There is a supreme difference between making sure we always remember the weightiness of our sin in the light of God’s holiness and simply battering sinners. One has it in mind to spring the Gospel on weighed down sinners with all hope, spurring gratitude and soberly obedient living couched in grace. The other, more brutal one, if it ever gets around to it at all, simply lays the Gospel before the sinner like a disgruntled Jonah. Sin here is rubbed in the sinner’s face again and Gospel becomes a deflated gift, if it can be called that at all. Sinners are compelled to be constantly thankful for a gift they are also constantly disallowed to enjoy.
It is famously told that exchange between Luther and Melanchthon in which the latter was prone to a self-examination that produced a raft of doubts and unnecessary angst with regard to his status before God.

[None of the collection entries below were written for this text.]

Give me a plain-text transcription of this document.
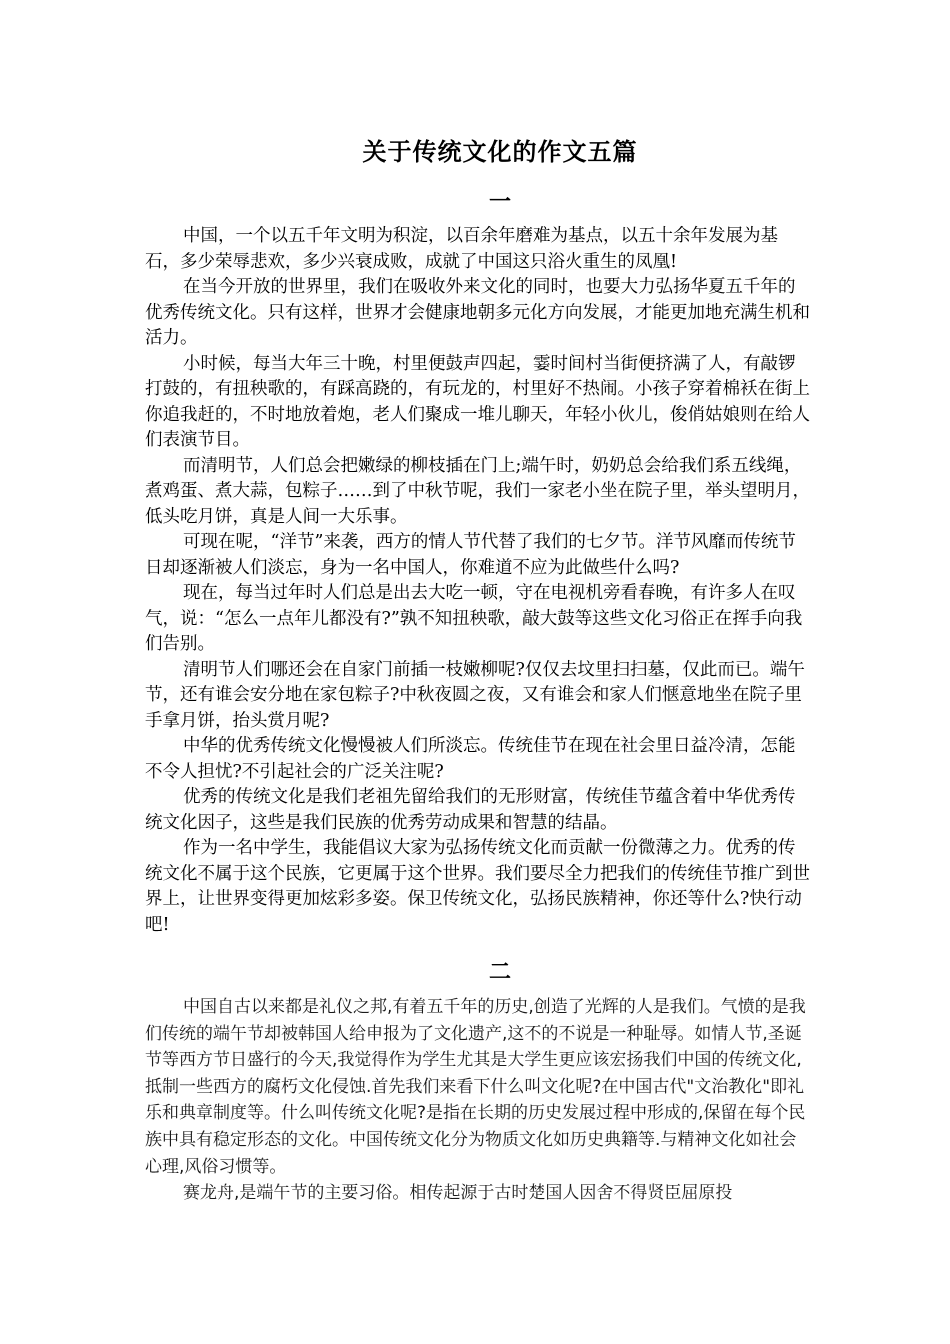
关于传统文化的作文五篇
一

中国，一个以五千年文明为积淀，以百余年磨难为基点，以五十余年发展为基石，多少荣辱悲欢，多少兴衰成败，成就了中国这只浴火重生的凤凰!

在当今开放的世界里，我们在吸收外来文化的同时，也要大力弘扬华夏五千年的优秀传统文化。只有这样，世界才会健康地朝多元化方向发展，才能更加地充满生机和活力。

小时候，每当大年三十晚，村里便鼓声四起，霎时间村当街便挤满了人，有敲锣打鼓的，有扭秧歌的，有踩高跷的，有玩龙的，村里好不热闹。小孩子穿着棉袄在街上你追我赶的，不时地放着炮，老人们聚成一堆儿聊天，年轻小伙儿，俊俏姑娘则在给人们表演节目。

而清明节，人们总会把嫩绿的柳枝插在门上;端午时，奶奶总会给我们系五线绳，煮鸡蛋、煮大蒜，包粽子……到了中秋节呢，我们一家老小坐在院子里，举头望明月，低头吃月饼，真是人间一大乐事。

可现在呢，“洋节”来袭，西方的情人节代替了我们的七夕节。洋节风靡而传统节日却逐渐被人们淡忘，身为一名中国人，你难道不应为此做些什么吗?

现在，每当过年时人们总是出去大吃一顿，守在电视机旁看春晚，有许多人在叹气，说：“怎么一点年儿都没有?”孰不知扭秧歌，敲大鼓等这些文化习俗正在挥手向我们告别。

清明节人们哪还会在自家门前插一枝嫩柳呢?仅仅去坟里扫扫墓，仅此而已。端午节，还有谁会安分地在家包粽子?中秋夜圆之夜，又有谁会和家人们惬意地坐在院子里手拿月饼，抬头赏月呢?

中华的优秀传统文化慢慢被人们所淡忘。传统佳节在现在社会里日益冷清，怎能不令人担忧?不引起社会的广泛关注呢?

优秀的传统文化是我们老祖先留给我们的无形财富，传统佳节蕴含着中华优秀传统文化因子，这些是我们民族的优秀劳动成果和智慧的结晶。

作为一名中学生，我能倡议大家为弘扬传统文化而贡献一份微薄之力。优秀的传统文化不属于这个民族，它更属于这个世界。我们要尽全力把我们的传统佳节推广到世界上，让世界变得更加炫彩多姿。保卫传统文化，弘扬民族精神，你还等什么?快行动吧!

二

中国自古以来都是礼仪之邦,有着五千年的历史,创造了光辉的人是我们。气愤的是我们传统的端午节却被韩国人给申报为了文化遗产,这不的不说是一种耻辱。如情人节,圣诞节等西方节日盛行的今天,我觉得作为学生尤其是大学生更应该宏扬我们中国的传统文化,抵制一些西方的腐朽文化侵蚀.首先我们来看下什么叫文化呢?在中国古代"文治教化"即礼乐和典章制度等。什么叫传统文化呢?是指在长期的历史发展过程中形成的,保留在每个民族中具有稳定形态的文化。中国传统文化分为物质文化如历史典籍等.与精神文化如社会心理,风俗习惯等。

赛龙舟,是端午节的主要习俗。相传起源于古时楚国人因舍不得贤臣屈原投
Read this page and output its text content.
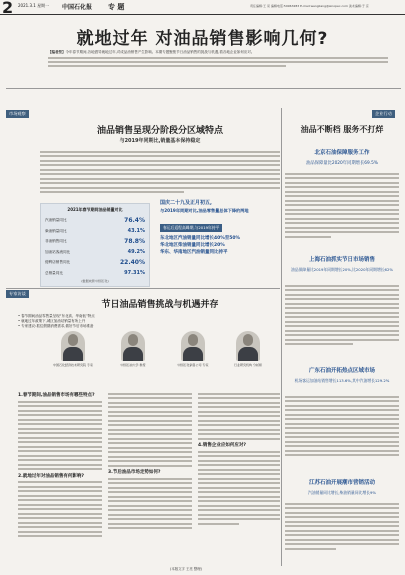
2 2021.3.1 星期一 中国石化报 专 题	责任编辑:王 亮 编辑电话:59963283 E-mail:wangliang@sinopec.com 美术编辑:于 京
就地过年 对油品销售影响几何?
【编者按】今年春节期间,各地倡导就地过年,对成品油销售产生影响。本期专题聚焦节日油品销售的挑战与机遇,看各地企业如何应对。
市场观察
专家访谈
企业行动
油品销售呈现分阶段分区域特点
与2019年同期比,销量基本保持稳定
2021年春节期间油品销量对比
汽油销量同比	76.4%
柴油销量同比	43.1%
非油销售同比	78.8%
加油站客流同比	49.2%
便利店销售同比	22.40%
总销量同比	97.31%
(数据来源:中国石化)
国庆二十九及正月初五,
与2019年同期对比,油品零售量总体下降的两地
春运后返程高峰期,与2019年持平
东北地区汽油销量同比增长40%至50%
华北地区柴油销量同比增长20%
华东、华南地区汽油销量同比持平
节日油品销售挑战与机遇并存
• 春节期间油品零售量呈现“东北高、华南低”特点
• 就地过年政策下,城区加油站销量有所上升
• 专家建议:抓住假期消费需求,做好节后市场准备
中国石化经济技术研究院 专家	中国石油大学 教授	中国石化销售公司 专家	行业研究机构 分析师
1.春节期间,油品销售市场有哪些特点?
2.就地过年对油品销售有何影响?
3.节后油品市场走势如何?
4.销售企业应如何应对?
油品不断档 服务不打烊
北京石油保障服务工作
油品保障量比2020年同期增长69.5%
上海石油抓实节日市场销售
油品保障量比2019年同期增长20%,比2020年同期增长62%
广东石油开拓热点区域市场
机场客运加油站销售增长113.6%,其中汽油增长129.2%
江苏石油开展潮市营销活动
汽油销量同比增长,柴油销量同比增长9%
(本版文字 王亮 整理)
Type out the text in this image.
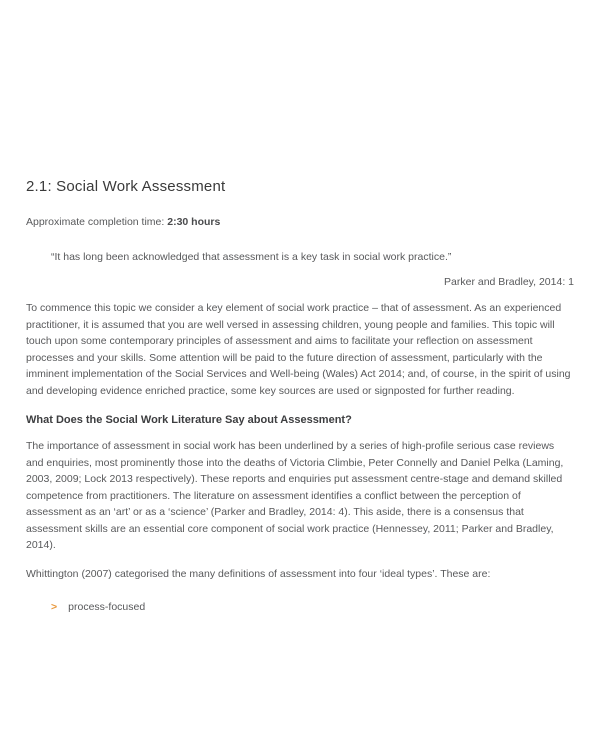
2.1: Social Work Assessment
Approximate completion time: 2:30 hours
“It has long been acknowledged that assessment is a key task in social work practice.”
Parker and Bradley, 2014: 1

To commence this topic we consider a key element of social work practice – that of assessment. As an experienced practitioner, it is assumed that you are well versed in assessing children, young people and families. This topic will touch upon some contemporary principles of assessment and aims to facilitate your reflection on assessment processes and your skills. Some attention will be paid to the future direction of assessment, particularly with the imminent implementation of the Social Services and Well-being (Wales) Act 2014; and, of course, in the spirit of using and developing evidence enriched practice, some key sources are used or signposted for further reading.

What Does the Social Work Literature Say about Assessment?

The importance of assessment in social work has been underlined by a series of high-profile serious case reviews and enquiries, most prominently those into the deaths of Victoria Climbie, Peter Connelly and Daniel Pelka (Laming, 2003, 2009; Lock 2013 respectively). These reports and enquiries put assessment centre-stage and demand skilled competence from practitioners. The literature on assessment identifies a conflict between the perception of assessment as an ‘art’ or as a ‘science’ (Parker and Bradley, 2014: 4). This aside, there is a consensus that assessment skills are an essential core component of social work practice (Hennessey, 2011; Parker and Bradley, 2014).

Whittington (2007) categorised the many definitions of assessment into four ‘ideal types’. These are:

> process-focused
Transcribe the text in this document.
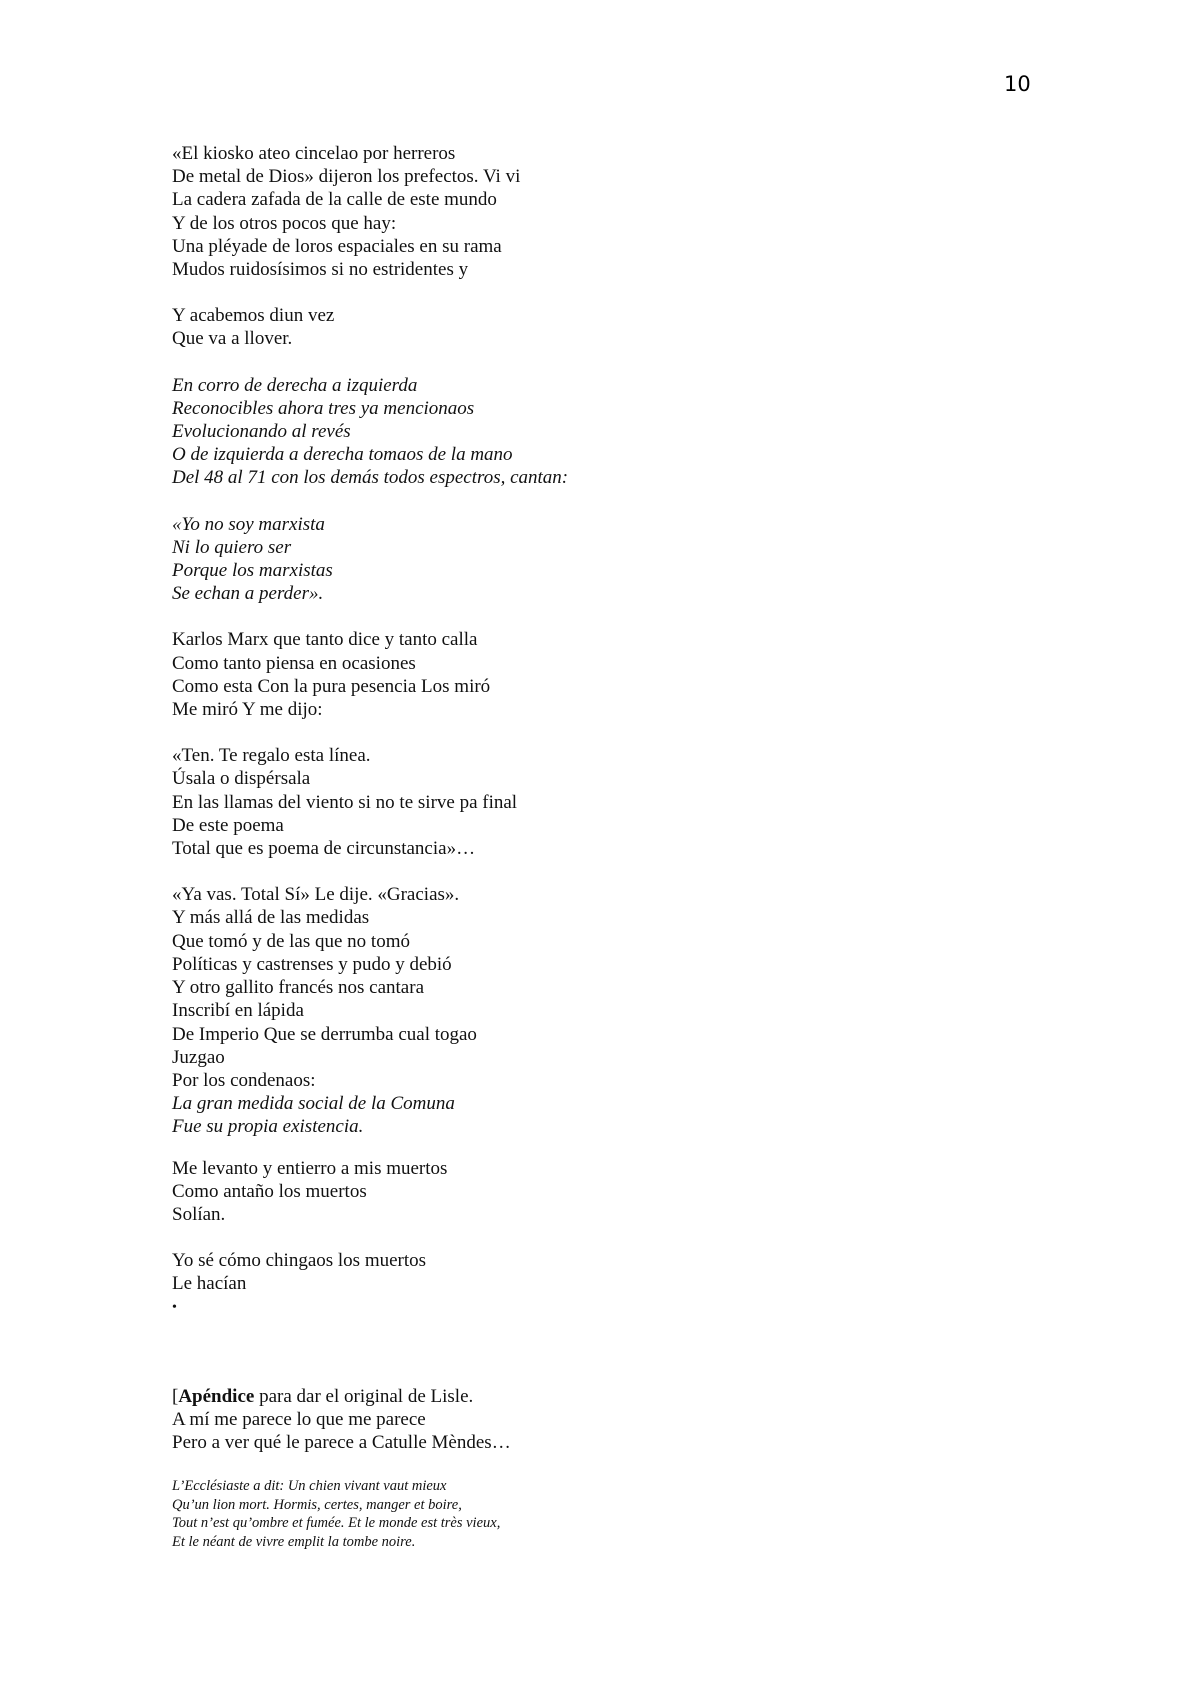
10
«El kiosko ateo cincelao por herreros
De metal de Dios» dijeron los prefectos. Vi vi
La cadera zafada de la calle de este mundo
Y de los otros pocos que hay:
Una pléyade de loros espaciales en su rama
Mudos ruidosísimos si no estridentes y
Y acabemos diun vez
Que va a llover.
En corro de derecha a izquierda
Reconocibles ahora tres ya mencionaos
Evolucionando al revés
O de izquierda a derecha tomaos de la mano
Del 48 al 71 con los demás todos espectros, cantan:
«Yo no soy marxista
Ni lo quiero ser
Porque los marxistas
Se echan a perder».
Karlos Marx que tanto dice y tanto calla
Como tanto piensa en ocasiones
Como esta Con la pura pesencia Los miró
Me miró Y me dijo:
«Ten. Te regalo esta línea.
Úsala o dispérsala
En las llamas del viento si no te sirve pa final
De este poema
Total que es poema de circunstancia»…
«Ya vas. Total Sí» Le dije. «Gracias».
Y más allá de las medidas
Que tomó y de las que no tomó
Políticas y castrenses y pudo y debió
Y otro gallito francés nos cantara
Inscribí en lápida
De Imperio Que se derrumba cual togao
Juzgao
Por los condenaos:
La gran medida social de la Comuna
Fue su propia existencia.
Me levanto y entierro a mis muertos
Como antaño los muertos
Solían.
Yo sé cómo chingaos los muertos
Le hacían
•
[Apéndice para dar el original de Lisle.
A mí me parece lo que me parece
Pero a ver qué le parece a Catulle Mèndes…
L’Ecclésiaste a dit: Un chien vivant vaut mieux
Qu’un lion mort. Hormis, certes, manger et boire,
Tout n’est qu’ombre et fumée. Et le monde est très vieux,
Et le néant de vivre emplit la tombe noire.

The anecdote suggests two things: first, and this correctly, that Melanchthon located the problem within himself; second, and this incorrectly and what may have accounted for so much gloom, that he seemed to locate the solution within as well. Again, inasmuch as they seek un-mediated and inward solutions to the problem, both coddler’s and batterers seem to make this same mistake. Luther’s advice, though, is some of the best going even if it strikes these false gospels as profane: “Go and sin boldly; the Gospel is completely outside you.” It may be that the category of “sin” doesn’t register (or is at least fuzzy) or that the suggestion to do so “boldly” is scandalous (or is at least a bit disconcerting). If so, then it may be that despite whatever attending gospel-ese, the Gospel has been quite missed.